I hope this is the right place to share this. Lately, I have been interested in the potential applications of combining deep learning with real-time development platforms like Unity and Unreal Engine
I decided to start with Unity as they actually have a cross platform inference library called Barracuda.
I like the idea of mapping a user’s movements to a virtual character in real-time, so I started with a pose estimation model. I made a tutorial to help document what I learned and recently updated it.
Barracuda PoseNet Tutorial
GitHub: GitHub - cj-mills/Barracuda-PoseNet-Tutorial: This tutorial series provides step-by-step instructions for how to perform human pose estimation in Unity with the Barracuda inference library.
Tutorial - Part 1: Barracuda PoseNet Tutorial 2nd Edition Pt. 1 | Christian Mills
I also recently worked out how to make plugins for Unity that leverage Intel’s OpenVINO toolkit to improve inference speed. The performance gains over Unity’s Barracuda library are significant (approx. 5-6x faster in my experience).
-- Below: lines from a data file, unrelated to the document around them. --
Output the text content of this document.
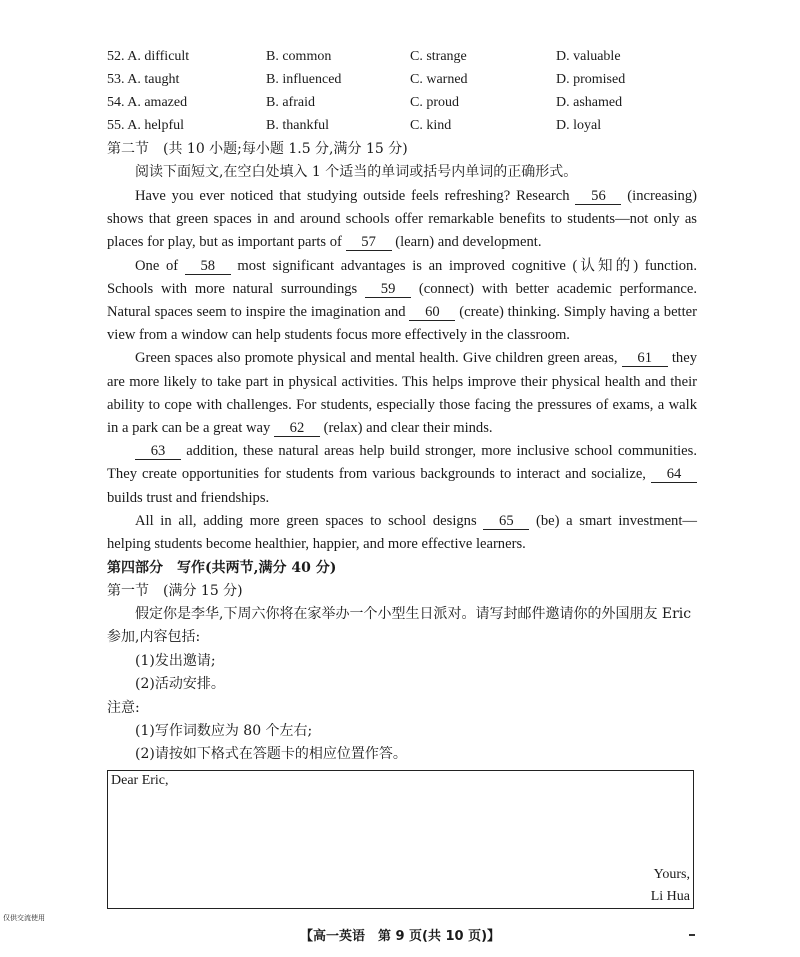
52. A. difficult	B. common	C. strange	D. valuable
53. A. taught	B. influenced	C. warned	D. promised
54. A. amazed	B. afraid	C. proud	D. ashamed
55. A. helpful	B. thankful	C. kind	D. loyal
第二节　(共 10 小题;每小题 1.5 分,满分 15 分)
阅读下面短文,在空白处填入 1 个适当的单词或括号内单词的正确形式。

Have you ever noticed that studying outside feels refreshing? Research 56 (increasing) shows that green spaces in and around schools offer remarkable benefits to students—not only as places for play, but as important parts of 57 (learn) and development.

One of 58 most significant advantages is an improved cognitive (认知的) function. Schools with more natural surroundings 59 (connect) with better academic performance. Natural spaces seem to inspire the imagination and 60 (create) thinking. Simply having a better view from a window can help students focus more effectively in the classroom.

Green spaces also promote physical and mental health. Give children green areas, 61 they are more likely to take part in physical activities. This helps improve their physical health and their ability to cope with challenges. For students, especially those facing the pressures of exams, a walk in a park can be a great way 62 (relax) and clear their minds.

63 addition, these natural areas help build stronger, more inclusive school communities. They create opportunities for students from various backgrounds to interact and socialize, 64 builds trust and friendships.

All in all, adding more green spaces to school designs 65 (be) a smart investment—helping students become healthier, happier, and more effective learners.

第四部分　写作(共两节,满分 40 分)
第一节　(满分 15 分)
假定你是李华,下周六你将在家举办一个小型生日派对。请写封邮件邀请你的外国朋友 Eric 参加,内容包括:
(1)发出邀请;
(2)活动安排。
注意:
(1)写作词数应为 80 个左右;
(2)请按如下格式在答题卡的相应位置作答。
Dear Eric,
Yours,
Li Hua
仅供交流使用
【高一英语　第 9 页(共 10 页)】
I made a tutorial for how to make a plugin for a modified fast-neural-style model to demonstrate the performance gains.
OpenVINO Plugin for Unity
GitHub: GitHub - cj-mills/Unity-OpenVINO-Plugin: This tutorial series covers how to create a plugin that leverages the OpenVINO™ Toolkit for the Unity game engine.
Tutorial - Part 1: OpenVINO Plugin for Unity Tutorial Pt.1 | Christian Mills
End-to-End In-Game Style Transfer Tutorial: GitHub - cj-mills/End-to-End-In-Game-Style-Transfer-Tutorial: This tutorial series covers how to train your own style transfer model with PyTorch and implement it in Unity using the Barracuda library.
Targeted In-Game Style Transfer Tutorial: GitHub - cj-mills/End-to-End-In-Game-Style-Transfer-Tutorial-Intel at targeted-style-transfer
Anyways, I just wanted to contribute back to fast.ai community in some way and hope that theses tutorials can be of use.
If someone does happen to read them, constructive feedback would be especially appreciated. I know my writing has room for improvement.
Also, if there are specific requests for tutorials in this area, I would be happy to look into them.